Losses, yet hopes, on redistricting

The Daily Progress

3/3/17

“The power to draw voting districts rests in the hands of the incumbents, the political powerful. These men and women have demonstrated that they are more interested in protecting themselves and securing their next election than they are in protecting the democratic process. In some ways, the Virginia General Assembly is becoming even more entrenched as, year after year, gerrymandering strengthens the hand of the Republican power structure and, year after year, the Republicans use that power to strengthen themselves even further.”

State Republicans Show No Desire for Nonpartisan Redistricting Reform

WTVF

3/3/17

“Thanks, but no thanks. That’s the response from Republicans who say they have a very strong case to make in court, and they’re ready to make it. Republican Speaker Bill Howell says Republicans will not be dropping their defense of the House of Delegates districts, which Democrats say unfairly marginalizes African-American voters.”

Republicans shrug off governor’s offer to seek nonpartisan redistricting

The Washington Post

3/3/17

“Gov. Terry McAuliffe (D) on Thursday urged Republican leaders in the House of Delegates to stop defending legislative districts that are under legal challenge and work with him on nonpartisan redistricting. Republicans declined, accusing the governor of grandstanding one day after the U.S. Supreme Court told a lower court to reexamine Virginia’s redistricting efforts for signs of racial bias.”

Va. GOP leaders vow to defend disputed districts, rebuff McAuliffe's nonpartisan plea

AP

3/3/17

“House Speaker William Howell, Majority Leader Kirk Cox and finance chairman Chris Jones told reporters Thursday they're confident in the 11 districts that the U.S. Supreme Court ruled a day earlier must be re-examined. After the Wednesday ruling, Democratic Gov. Terry McAuliffe sent a letter to Howell and Cox asking them to settle the lawsuit. He said the ruling set the stage for "protracted litigation" at taxpayers' expense and wants a nonpartisan panel to draw new lines.”

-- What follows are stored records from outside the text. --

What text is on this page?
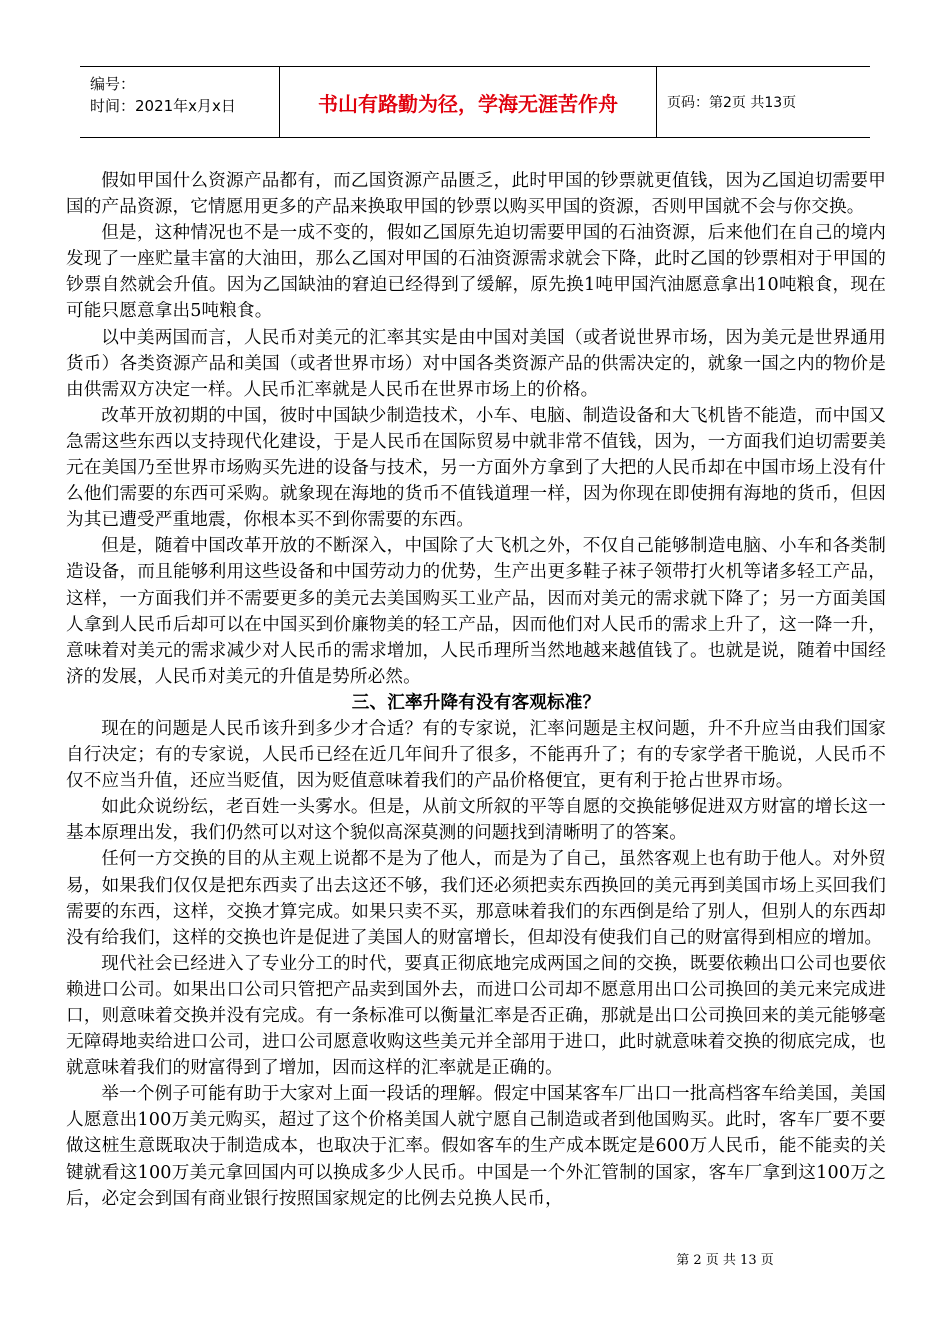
编号：
时间：2021年x月x日	书山有路勤为径，学海无涯苦作舟	页码：第2页 共13页

假如甲国什么资源产品都有，而乙国资源产品匮乏，此时甲国的钞票就更值钱，因为乙国迫切需要甲国的产品资源，它情愿用更多的产品来换取甲国的钞票以购买甲国的资源，否则甲国就不会与你交换。

但是，这种情况也不是一成不变的，假如乙国原先迫切需要甲国的石油资源，后来他们在自己的境内发现了一座贮量丰富的大油田，那么乙国对甲国的石油资源需求就会下降，此时乙国的钞票相对于甲国的钞票自然就会升值。因为乙国缺油的窘迫已经得到了缓解，原先换1吨甲国汽油愿意拿出10吨粮食，现在可能只愿意拿出5吨粮食。

以中美两国而言，人民币对美元的汇率其实是由中国对美国（或者说世界市场，因为美元是世界通用货币）各类资源产品和美国（或者世界市场）对中国各类资源产品的供需决定的，就象一国之内的物价是由供需双方决定一样。人民币汇率就是人民币在世界市场上的价格。

改革开放初期的中国，彼时中国缺少制造技术，小车、电脑、制造设备和大飞机皆不能造，而中国又急需这些东西以支持现代化建设，于是人民币在国际贸易中就非常不值钱，因为，一方面我们迫切需要美元在美国乃至世界市场购买先进的设备与技术，另一方面外方拿到了大把的人民币却在中国市场上没有什么他们需要的东西可采购。就象现在海地的货币不值钱道理一样，因为你现在即使拥有海地的货币，但因为其已遭受严重地震，你根本买不到你需要的东西。

但是，随着中国改革开放的不断深入，中国除了大飞机之外，不仅自己能够制造电脑、小车和各类制造设备，而且能够利用这些设备和中国劳动力的优势，生产出更多鞋子袜子领带打火机等诸多轻工产品，这样，一方面我们并不需要更多的美元去美国购买工业产品，因而对美元的需求就下降了；另一方面美国人拿到人民币后却可以在中国买到价廉物美的轻工产品，因而他们对人民币的需求上升了，这一降一升，意味着对美元的需求减少对人民币的需求增加，人民币理所当然地越来越值钱了。也就是说，随着中国经济的发展，人民币对美元的升值是势所必然。

三、汇率升降有没有客观标准？

现在的问题是人民币该升到多少才合适？有的专家说，汇率问题是主权问题，升不升应当由我们国家自行决定；有的专家说，人民币已经在近几年间升了很多，不能再升了；有的专家学者干脆说，人民币不仅不应当升值，还应当贬值，因为贬值意味着我们的产品价格便宜，更有利于抢占世界市场。

如此众说纷纭，老百姓一头雾水。但是，从前文所叙的平等自愿的交换能够促进双方财富的增长这一基本原理出发，我们仍然可以对这个貌似高深莫测的问题找到清晰明了的答案。

任何一方交换的目的从主观上说都不是为了他人，而是为了自己，虽然客观上也有助于他人。对外贸易，如果我们仅仅是把东西卖了出去这还不够，我们还必须把卖东西换回的美元再到美国市场上买回我们需要的东西，这样，交换才算完成。如果只卖不买，那意味着我们的东西倒是给了别人，但别人的东西却没有给我们，这样的交换也许是促进了美国人的财富增长，但却没有使我们自己的财富得到相应的增加。

现代社会已经进入了专业分工的时代，要真正彻底地完成两国之间的交换，既要依赖出口公司也要依赖进口公司。如果出口公司只管把产品卖到国外去，而进口公司却不愿意用出口公司换回的美元来完成进口，则意味着交换并没有完成。有一条标准可以衡量汇率是否正确，那就是出口公司换回来的美元能够毫无障碍地卖给进口公司，进口公司愿意收购这些美元并全部用于进口，此时就意味着交换的彻底完成，也就意味着我们的财富得到了增加，因而这样的汇率就是正确的。

举一个例子可能有助于大家对上面一段话的理解。假定中国某客车厂出口一批高档客车给美国，美国人愿意出100万美元购买，超过了这个价格美国人就宁愿自己制造或者到他国购买。此时，客车厂要不要做这桩生意既取决于制造成本，也取决于汇率。假如客车的生产成本既定是600万人民币，能不能卖的关键就看这100万美元拿回国内可以换成多少人民币。中国是一个外汇管制的国家，客车厂拿到这100万之后，必定会到国有商业银行按照国家规定的比例去兑换人民币，

第 2 页 共 13 页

GOP: Despite court ruling, current House map good for November

Daily Press

3/3/17

“Virginia, for example, has voted for a Democrat in all statewide elections the last four years, but its congressional split is seven Republicans and four Democrats. Before Democrats forced the redrawing of Scott's district and the surrounding changes allowed the 4th District to go to a Democrat, the split was 8-3.”